You will then be faced with questions like: "Do I label the product going to a marketing study "investigational"?, and "Does the IDE study have to report under 803 and 806, or is it still under IDE regulation for reporting adverse events, or both?"

Areas Covered in the Session:

  • Introduction
  • Valid scientific evidence
  • Phases of device human studies
  • Significant/non-significant risk
  • IDE meaning, content, review
  • Exemption from IDE rules
  • Labeling/charging for product
  • QSR design control integration
  • Expanded access
  • Post marketing studies

Who Will Benefit:
  • R&D and Regulatory Staff
  • Management of R&D Regulatory


Speaker Profile
Anna Longwellis currently principal attorney of the Palo Alto Law firm, Longwell and Associates, which specializes in Food and Drug law. The firm has expertise in US FDA expectations, regulation and law, affecting the development and ultimate marketing of new medical products, drugs, devices and biologics.

They have served the regulatory needs of large (>$2 billion/year) divisions of Fortune 500 companies, and small (4 person) biotech start-ups. Prior to establishing the firm, Ms. Longwell was VP of Regulatory affairs for Becton Dickinson, Medical a > $2 billion/annum unit of BD engaged in global manufacture and sale of medical devices, consumer products and OTC drugs. In that context, she participated as regulatory expert in many pre-acquisition due diligence teams.

Prior work experience included a division of BD investigating monoclonal antibodies as therapy, and Alza Corporation during the period when they pioneered combination products. She has been a visiting lecturer in food and drug law at the University of Santa Clara school of law, a visiting lecturer in food law at the Institute of Agribusiness, University of Santa Clara School of Business, a visiting lecturer in regulatory topics at the Haas School of Business, UC Berkeley, and the UC Santa Cruz Extension (UCSC), and an instructor for the Food and Drug Law Institute (FDLI) internship program at Catholic University, Washington DC.

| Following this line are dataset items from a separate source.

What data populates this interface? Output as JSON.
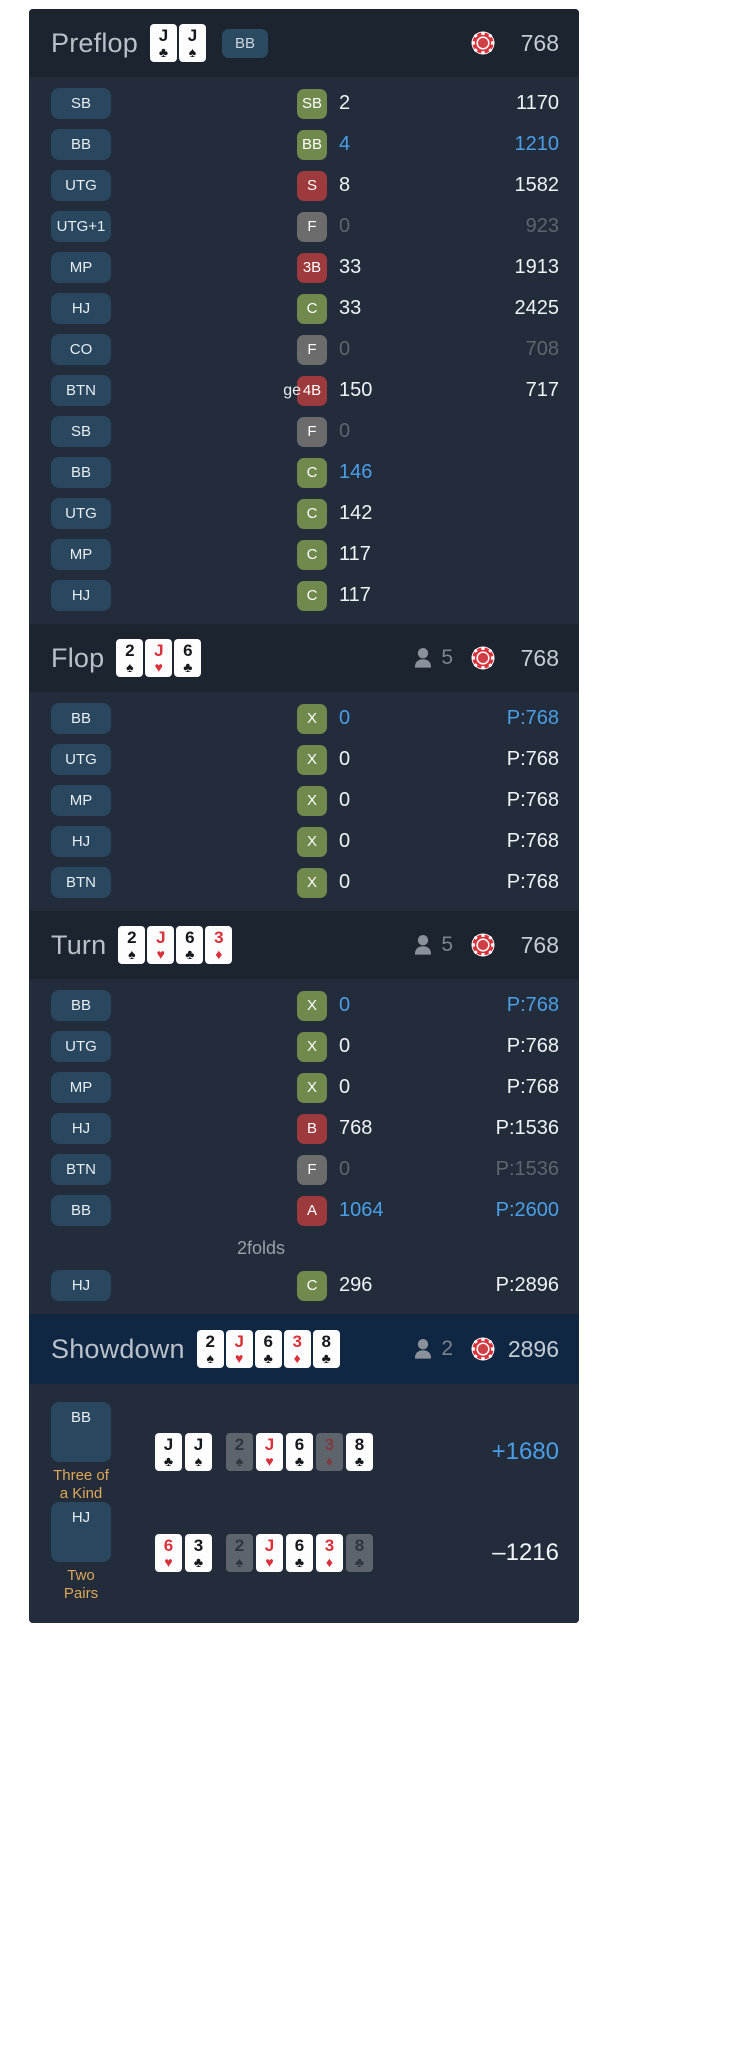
{
  "icons": {
    "chip": "poker-chip-icon",
    "person": "person-icon"
  },
  "streets": [
    {
      "id": "preflop",
      "title": "Preflop",
      "cards": [
        {
          "rank": "J",
          "suit": "♣",
          "color": "black"
        },
        {
          "rank": "J",
          "suit": "♠",
          "color": "black"
        }
      ],
      "hero_tag": "BB",
      "players": null,
      "pot": "768",
      "actions": [
        {
          "pos": "SB",
          "note": "",
          "act": "SB",
          "act_type": "call",
          "amount": "2",
          "stack": "1170",
          "hero": false,
          "folded": false
        },
        {
          "pos": "BB",
          "note": "",
          "act": "BB",
          "act_type": "call",
          "amount": "4",
          "stack": "1210",
          "hero": true,
          "folded": false
        },
        {
          "pos": "UTG",
          "note": "",
          "act": "S",
          "act_type": "raise",
          "amount": "8",
          "stack": "1582",
          "hero": false,
          "folded": false
        },
        {
          "pos": "UTG+1",
          "note": "",
          "act": "F",
          "act_type": "fold",
          "amount": "0",
          "stack": "923",
          "hero": false,
          "folded": true
        },
        {
          "pos": "MP",
          "note": "",
          "act": "3B",
          "act_type": "raise",
          "amount": "33",
          "stack": "1913",
          "hero": false,
          "folded": false
        },
        {
          "pos": "HJ",
          "note": "",
          "act": "C",
          "act_type": "call",
          "amount": "33",
          "stack": "2425",
          "hero": false,
          "folded": false
        },
        {
          "pos": "CO",
          "note": "",
          "act": "F",
          "act_type": "fold",
          "amount": "0",
          "stack": "708",
          "hero": false,
          "folded": true
        },
        {
          "pos": "BTN",
          "note": "ge",
          "act": "4B",
          "act_type": "raise",
          "amount": "150",
          "stack": "717",
          "hero": false,
          "folded": false
        },
        {
          "pos": "SB",
          "note": "",
          "act": "F",
          "act_type": "fold",
          "amount": "0",
          "stack": "",
          "hero": false,
          "folded": true
        },
        {
          "pos": "BB",
          "note": "",
          "act": "C",
          "act_type": "call",
          "amount": "146",
          "stack": "",
          "hero": true,
          "folded": false
        },
        {
          "pos": "UTG",
          "note": "",
          "act": "C",
          "act_type": "call",
          "amount": "142",
          "stack": "",
          "hero": false,
          "folded": false
        },
        {
          "pos": "MP",
          "note": "",
          "act": "C",
          "act_type": "call",
          "amount": "117",
          "stack": "",
          "hero": false,
          "folded": false
        },
        {
          "pos": "HJ",
          "note": "",
          "act": "C",
          "act_type": "call",
          "amount": "117",
          "stack": "",
          "hero": false,
          "folded": false
        }
      ],
      "folds_note": ""
    },
    {
      "id": "flop",
      "title": "Flop",
      "cards": [
        {
          "rank": "2",
          "suit": "♠",
          "color": "black"
        },
        {
          "rank": "J",
          "suit": "♥",
          "color": "red"
        },
        {
          "rank": "6",
          "suit": "♣",
          "color": "black"
        }
      ],
      "hero_tag": "",
      "players": "5",
      "pot": "768",
      "actions": [
        {
          "pos": "BB",
          "note": "",
          "act": "X",
          "act_type": "call",
          "amount": "0",
          "stack": "P:768",
          "hero": true,
          "folded": false
        },
        {
          "pos": "UTG",
          "note": "",
          "act": "X",
          "act_type": "call",
          "amount": "0",
          "stack": "P:768",
          "hero": false,
          "folded": false
        },
        {
          "pos": "MP",
          "note": "",
          "act": "X",
          "act_type": "call",
          "amount": "0",
          "stack": "P:768",
          "hero": false,
          "folded": false
        },
        {
          "pos": "HJ",
          "note": "",
          "act": "X",
          "act_type": "call",
          "amount": "0",
          "stack": "P:768",
          "hero": false,
          "folded": false
        },
        {
          "pos": "BTN",
          "note": "",
          "act": "X",
          "act_type": "call",
          "amount": "0",
          "stack": "P:768",
          "hero": false,
          "folded": false
        }
      ],
      "folds_note": ""
    },
    {
      "id": "turn",
      "title": "Turn",
      "cards": [
        {
          "rank": "2",
          "suit": "♠",
          "color": "black"
        },
        {
          "rank": "J",
          "suit": "♥",
          "color": "red"
        },
        {
          "rank": "6",
          "suit": "♣",
          "color": "black"
        },
        {
          "rank": "3",
          "suit": "♦",
          "color": "red"
        }
      ],
      "hero_tag": "",
      "players": "5",
      "pot": "768",
      "actions": [
        {
          "pos": "BB",
          "note": "",
          "act": "X",
          "act_type": "call",
          "amount": "0",
          "stack": "P:768",
          "hero": true,
          "folded": false
        },
        {
          "pos": "UTG",
          "note": "",
          "act": "X",
          "act_type": "call",
          "amount": "0",
          "stack": "P:768",
          "hero": false,
          "folded": false
        },
        {
          "pos": "MP",
          "note": "",
          "act": "X",
          "act_type": "call",
          "amount": "0",
          "stack": "P:768",
          "hero": false,
          "folded": false
        },
        {
          "pos": "HJ",
          "note": "",
          "act": "B",
          "act_type": "raise",
          "amount": "768",
          "stack": "P:1536",
          "hero": false,
          "folded": false
        },
        {
          "pos": "BTN",
          "note": "",
          "act": "F",
          "act_type": "fold",
          "amount": "0",
          "stack": "P:1536",
          "hero": false,
          "folded": true
        },
        {
          "pos": "BB",
          "note": "",
          "act": "A",
          "act_type": "raise",
          "amount": "1064",
          "stack": "P:2600",
          "hero": true,
          "folded": false
        }
      ],
      "folds_note": "2folds",
      "actions_after_note": [
        {
          "pos": "HJ",
          "note": "",
          "act": "C",
          "act_type": "call",
          "amount": "296",
          "stack": "P:2896",
          "hero": false,
          "folded": false
        }
      ]
    },
    {
      "id": "showdown",
      "title": "Showdown",
      "cards": [
        {
          "rank": "2",
          "suit": "♠",
          "color": "black"
        },
        {
          "rank": "J",
          "suit": "♥",
          "color": "red"
        },
        {
          "rank": "6",
          "suit": "♣",
          "color": "black"
        },
        {
          "rank": "3",
          "suit": "♦",
          "color": "red"
        },
        {
          "rank": "8",
          "suit": "♣",
          "color": "black"
        }
      ],
      "hero_tag": "",
      "players": "2",
      "pot": "2896",
      "actions": [],
      "folds_note": ""
    }
  ],
  "results": [
    {
      "pos": "BB",
      "hand_rank": "Three of a Kind",
      "hole": [
        {
          "rank": "J",
          "suit": "♣",
          "color": "black",
          "dim": false
        },
        {
          "rank": "J",
          "suit": "♠",
          "color": "black",
          "dim": false
        }
      ],
      "board": [
        {
          "rank": "2",
          "suit": "♠",
          "color": "black",
          "dim": true
        },
        {
          "rank": "J",
          "suit": "♥",
          "color": "red",
          "dim": false
        },
        {
          "rank": "6",
          "suit": "♣",
          "color": "black",
          "dim": false
        },
        {
          "rank": "3",
          "suit": "♦",
          "color": "red",
          "dim": true
        },
        {
          "rank": "8",
          "suit": "♣",
          "color": "black",
          "dim": false
        }
      ],
      "amount": "+1680",
      "won": true
    },
    {
      "pos": "HJ",
      "hand_rank": "Two Pairs",
      "hole": [
        {
          "rank": "6",
          "suit": "♥",
          "color": "red",
          "dim": false
        },
        {
          "rank": "3",
          "suit": "♣",
          "color": "black",
          "dim": false
        }
      ],
      "board": [
        {
          "rank": "2",
          "suit": "♠",
          "color": "black",
          "dim": true
        },
        {
          "rank": "J",
          "suit": "♥",
          "color": "red",
          "dim": false
        },
        {
          "rank": "6",
          "suit": "♣",
          "color": "black",
          "dim": false
        },
        {
          "rank": "3",
          "suit": "♦",
          "color": "red",
          "dim": false
        },
        {
          "rank": "8",
          "suit": "♣",
          "color": "black",
          "dim": true
        }
      ],
      "amount": "–1216",
      "won": false
    }
  ],
  "colors": {
    "panel_bg": "#222c3a",
    "street_head_bg": "#1c2430",
    "showdown_head_bg": "#0f2743",
    "pos_tag_bg": "#29475e",
    "call_bg": "#6f8a4c",
    "raise_bg": "#9c3a3d",
    "fold_bg": "#6c6c6c",
    "hero_text": "#4a9fe8",
    "rank_text": "#e0a857",
    "chip_red": "#d9303a"
  }
}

Currently, she is co-teaching a class in US Medical Device Regulation, winter quarters at UCSC. Ms. Longwell has coauthored a book chapter titled "Due Diligence Points to Consider" in the "Expert's Guide to Healthcare Product Due Diligence" published by FDLI.

Ms. Longwell holds a bachelor's degree in Chemistry from San Francisco College for Women (now USF), a Master's degree in Physical Science from Stanford University, and a JD and MBA from The University of Santa Clara School of Law and School of Business, respectively. She is a current member of the California Bar (#166040) and the US Patent bar (#50629).